She knew her eyes were hollow, knew she was as tired as she looked, if not more so, and knew also that she was not about to be led into any discussion at all about why she looked and felt so weary.
It wasn’t that she didn’t feel Alana could be trusted; it was that both girls knew Phelan’s sister was blatantly matchmaking, which was the absolute last thing Vashti needed just at the moment.
Neither did she need the minor effort of introducing her companion to Ross Chandler, but it couldn’t be avoided when the boss emerged while they were still standing there.
Chandler acknowledged the introduction gracefully, his shrewd, tiny eyes glinting with appreciation of Alana’s youthful loveliness.
‘Make it a long lunch,’ he suggested upon being told their plans. ‘In fact why not make it an executive-type Friday lunch, Vashti? And I’ll see you Monday — hopefully looking a bit more rested.’
‘You must be some kind of witch,’ Vashti said after the man had departed with a beaming smile at Alana. ‘I’ve never seen him react like that to ... well ... anybody. I’d have bet I could have been dying on the floor in front of his desk and he wouldn’t have given me the afternoon off.’
‘Sex appeal,’ Alana replied with a flashing grin. ‘Does it every time; you ought to try it some time.’

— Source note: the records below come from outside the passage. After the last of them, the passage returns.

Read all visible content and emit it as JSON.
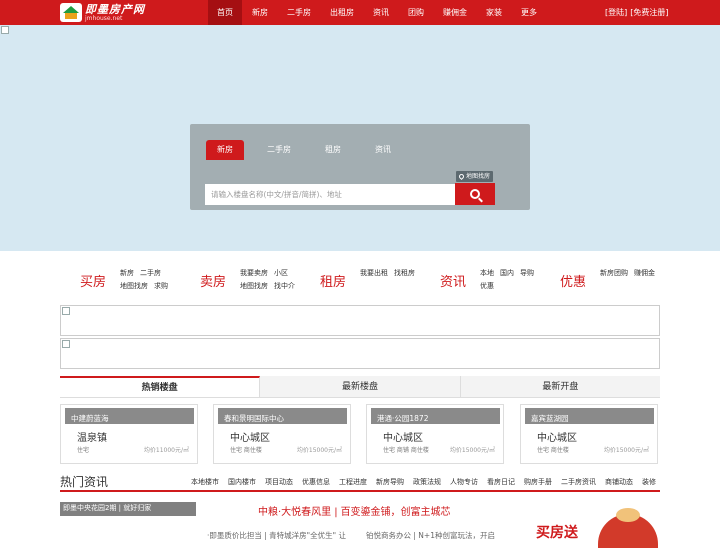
{
  "logo": {
    "name": "即墨房产网",
    "domain": "jmhouse.net"
  },
  "nav": {
    "items": [
      {
        "label": "首页",
        "active": true
      },
      {
        "label": "新房",
        "active": false
      },
      {
        "label": "二手房",
        "active": false
      },
      {
        "label": "出租房",
        "active": false
      },
      {
        "label": "资讯",
        "active": false
      },
      {
        "label": "团购",
        "active": false
      },
      {
        "label": "赚佣金",
        "active": false
      },
      {
        "label": "家装",
        "active": false
      },
      {
        "label": "更多",
        "active": false
      }
    ],
    "login": "[登陆]",
    "register": "[免费注册]"
  },
  "search": {
    "tabs": [
      "新房",
      "二手房",
      "租房",
      "资讯"
    ],
    "active_tab": 0,
    "map_find": "地图找房",
    "placeholder": "请输入楼盘名称(中文/拼音/简拼)、地址"
  },
  "categories": [
    {
      "title": "买房",
      "links": [
        "新房",
        "二手房",
        "地图找房",
        "求购"
      ]
    },
    {
      "title": "卖房",
      "links": [
        "我要卖房",
        "小区",
        "地图找房",
        "找中介"
      ]
    },
    {
      "title": "租房",
      "links": [
        "我要出租",
        "找租房"
      ]
    },
    {
      "title": "资讯",
      "links": [
        "本地",
        "国内",
        "导购",
        "优惠"
      ]
    },
    {
      "title": "优惠",
      "links": [
        "新房团购",
        "赚佣金"
      ]
    }
  ],
  "listing_tabs": [
    "热销楼盘",
    "最新楼盘",
    "最新开盘"
  ],
  "listing_active": 0,
  "listings": [
    {
      "name": "中建蔚蓝海",
      "district": "温泉镇",
      "type": "住宅",
      "price": "均价11000元/㎡"
    },
    {
      "name": "春和景明国际中心",
      "district": "中心城区",
      "type": "住宅 商住楼",
      "price": "均价15000元/㎡"
    },
    {
      "name": "港通·公园1872",
      "district": "中心城区",
      "type": "住宅 商铺 商住楼",
      "price": "均价15000元/㎡"
    },
    {
      "name": "嘉宾蓝湖园",
      "district": "中心城区",
      "type": "住宅 商住楼",
      "price": "均价15000元/㎡"
    }
  ],
  "news": {
    "title": "热门资讯",
    "tags": [
      "本地楼市",
      "国内楼市",
      "项目动态",
      "优惠信息",
      "工程进度",
      "新房导购",
      "政策法规",
      "人物专访",
      "看房日记",
      "购房手册",
      "二手房资讯",
      "商铺动态",
      "装修"
    ],
    "thumb_caption": "即墨中央花园2期 | 就好归家",
    "headline_a": "中粮·大悦春风里",
    "headline_sep": "|",
    "headline_b": "百变鎏金铺，创富主城芯",
    "line_1": "·即墨质价比担当 | 青特城洋房\"全优生\" 让",
    "line_2": "铂悦商务办公 | N+1种创富玩法，开启",
    "promo": "买房送"
  },
  "colors": {
    "brand": "#cf1a1c",
    "hero_bg": "#d6e8f2",
    "search_panel": "#a3aeb2"
  }
}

Vashti didn’t bother to reply, merely raised one eyebrow. Alana took the hint. They walked down to Liverpool Street and their restaurant and began a lengthy lunch in which Alana did her very best not to mention her brother.
Not that her best was all that good; it seemed to Vashti that every second comment had to be amended or cut short because it might involve some mention of Phelan, where he was or what he was doing.
And when Alana finally gave up and changed the subject entirely, things only got worse. Vashti herself became the centre of discussion and, as usual, Alana was less than tactful.
‘I invited you for lunch because I’ve been worried about you, for some reason,’ she said. ‘And now that I’ve seen you, I’m glad I did. You look like something the cat dragged in at midnight, if you don’t mind me saying so.’
‘Thank you so very much; just what my ego really needed,’ Vashti replied with a weary smile and a shake of her head. ‘Have you got any other compliments, or is that your best?’
‘Better than you deserve, love. What on God’s green earth have you been doing to yourself? Or I suppose I should ask what Phelan’s been ... oh, sorry.’ And Alana had the good grace to at least try to look contrite.
Only to blow it all, in total innocence, a moment later by trying to change the subject and embarking on a dissertation involving stockings and suspender belts.
‘Absolutely stunning,’ she was saying, ‘except for the price, of course. You just wouldn’t believe what you’ve got to pay for...’
And halted mid-sentence in astonishment as Vashti’s face contorted with spasms of laughter she fought to contain within, lest she explode into either tears or laughs that would make their table the centre of attention in the crowded restaurant.
‘Put my foot in it again, eh?’ Alana quipped without showing the slightest remorse. ‘And of course you wouldn’t dream of telling me why that was so hilarious.’
‘I ... I ... can’t,’ Vashti gasped, hardly able to speak at all through the emotions that bubbled up inside her. And hugged herself, eyes downcast. If she tried to explain she’d either burst into tears or scream with laughter, and she didn’t want either. Not here; not now.
Instead, she gulped down the remains of her drink, kept her eyes averted as Alana ordered refills for both of them, and struggled to assemble control, at least some control, before the waitress returned with the drinks.
‘It’s not your fault,’ she said after the refill arrived and she’d finished half of that, too. ‘It’s just that, well, I went out last week and blew my plastic absolutely into orbit on exactly that. And I don’t even know why!’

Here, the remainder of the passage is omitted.